Neural text detectors aim to decide the characteristics that distinguish neural (machine-generated) from human texts. To challenge such detectors, adversarial attacks can alter the statistical characteristics of the generated text, making the detection task more and more difficult.

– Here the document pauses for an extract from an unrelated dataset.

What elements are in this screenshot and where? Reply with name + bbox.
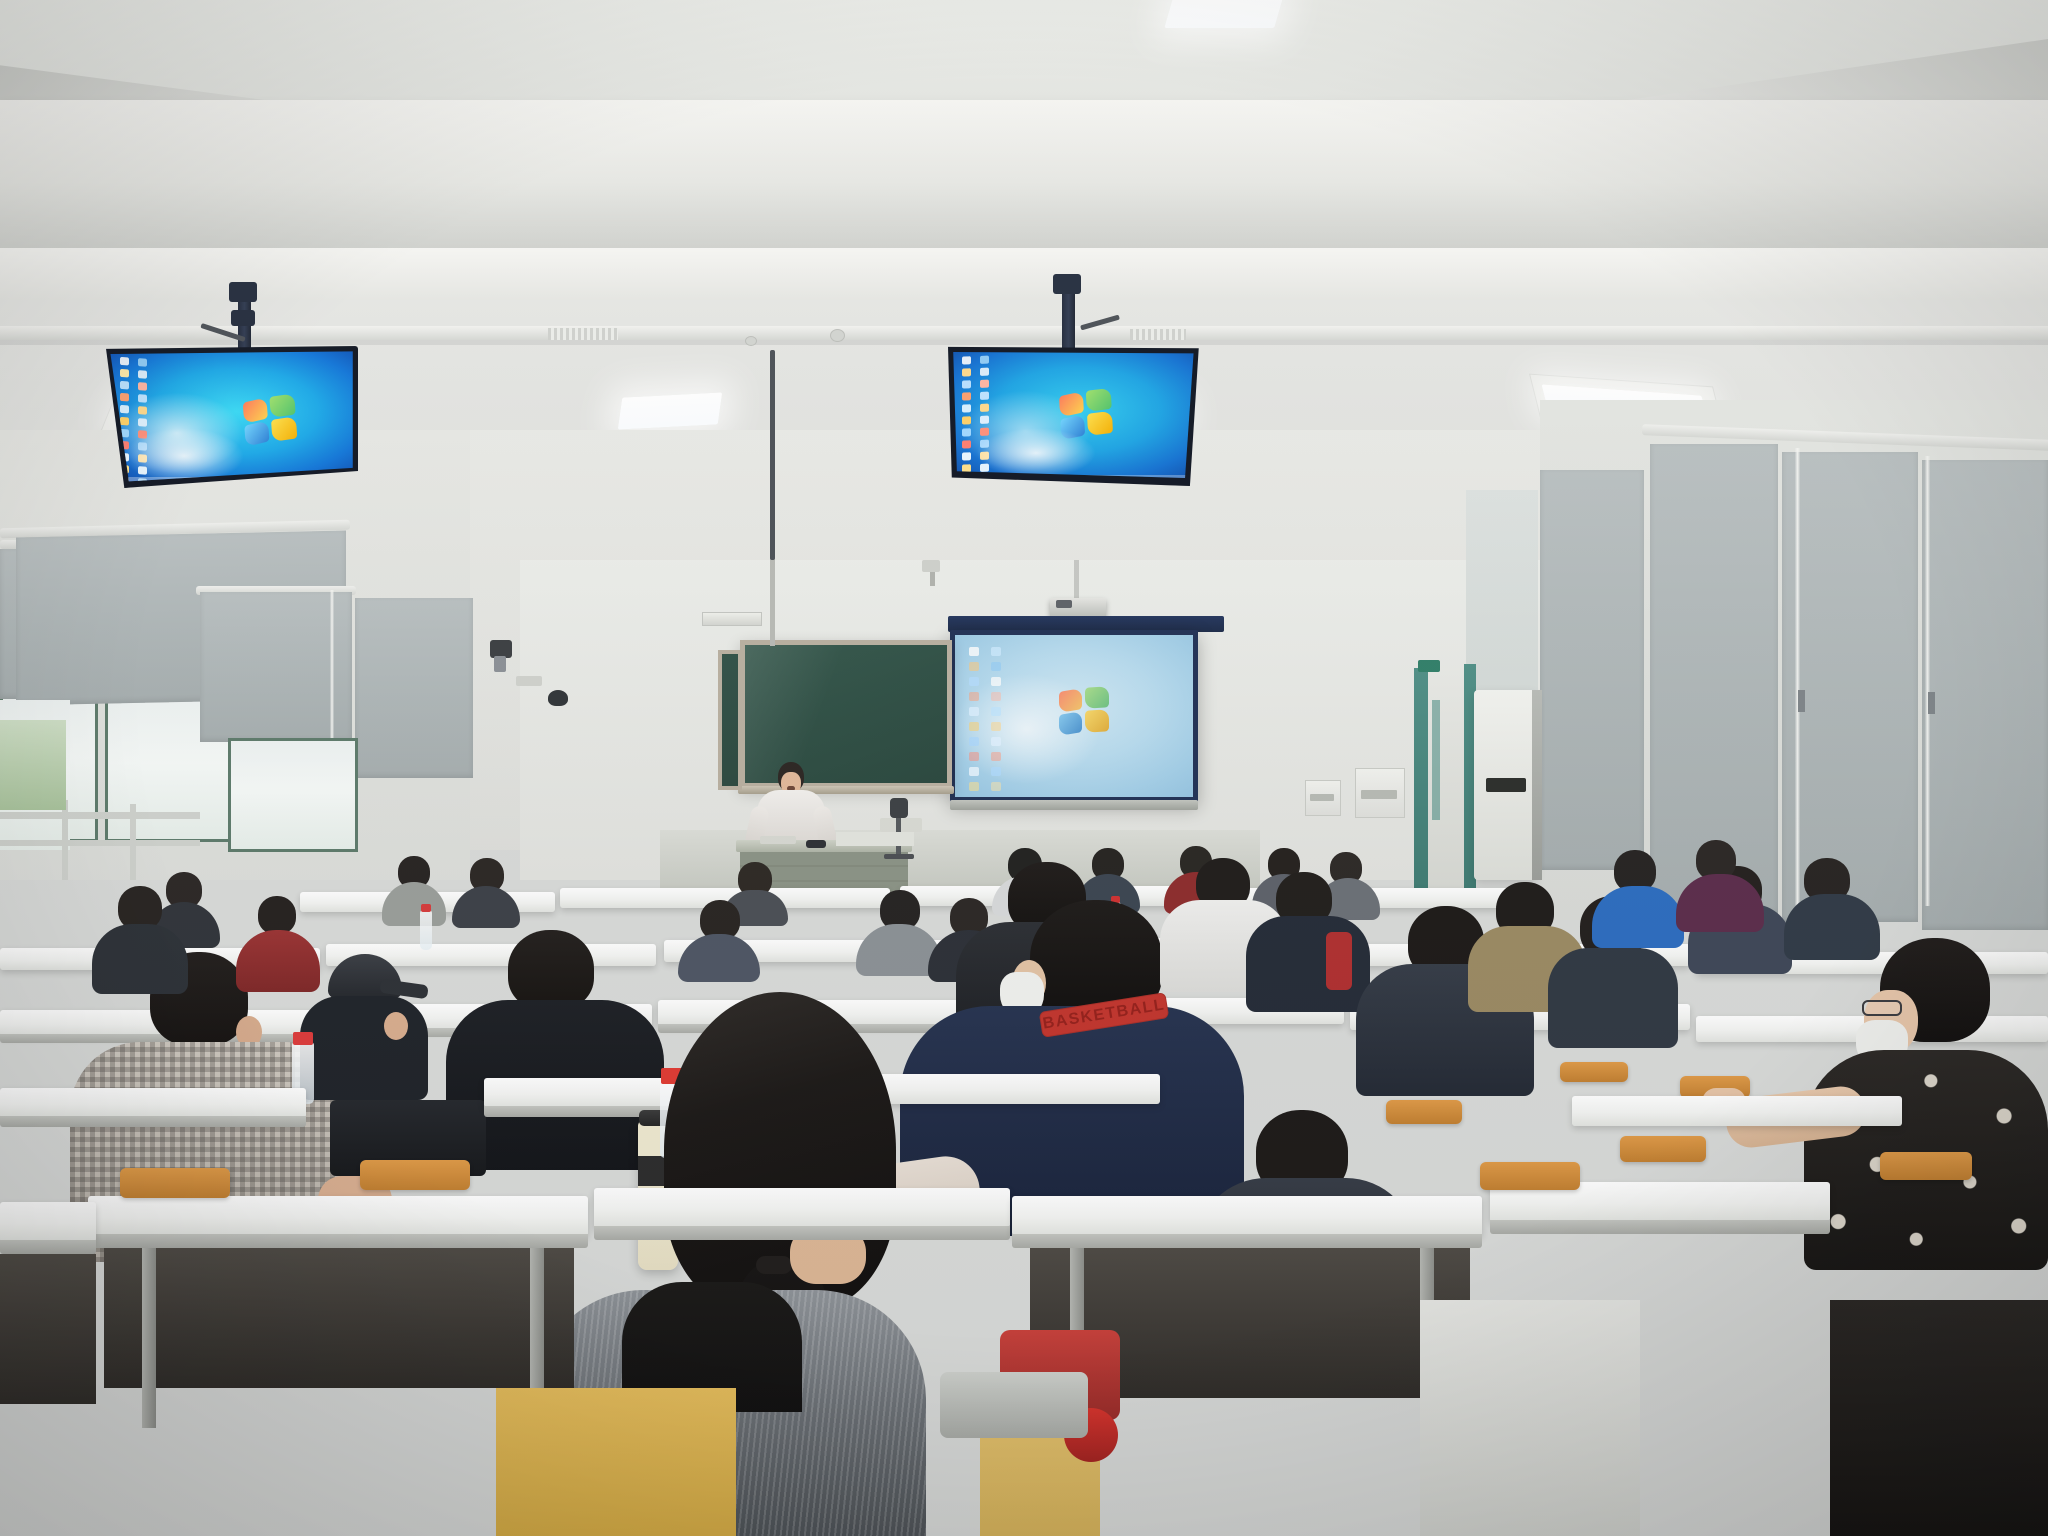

Inspired by the advances of mutation analysis in software development and testing, in this paper, we propose character- and word-based mutation operators for generating adversarial samples to attack state-of-the-art natural text detectors. This falls under white-box adversarial attacks. In such attacks, attackers have access to the original text and create mutation instances based on this original text. The ultimate goal is to confuse machine learning models and classifiers and decrease their prediction accuracy.

翻译：神经文本检测器旨在判别区分神经生成文本（机器生成）与人类文本的特征。为挑战此类检测器，对抗攻击可通过改变生成文本的统计特性，使检测任务日益困难。受软件开发和测试中突变分析进展的启发，本文提出基于字符级与词级的突变算子，用于生成对抗样本以攻击当前最先进的自然文本检测器。这属于白盒对抗攻击范畴。在此类攻击中，攻击者可获取原始文本，并基于该原始文本创建突变实例。其最终目标是混淆机器学习模型与分类器，降低其预测准确率。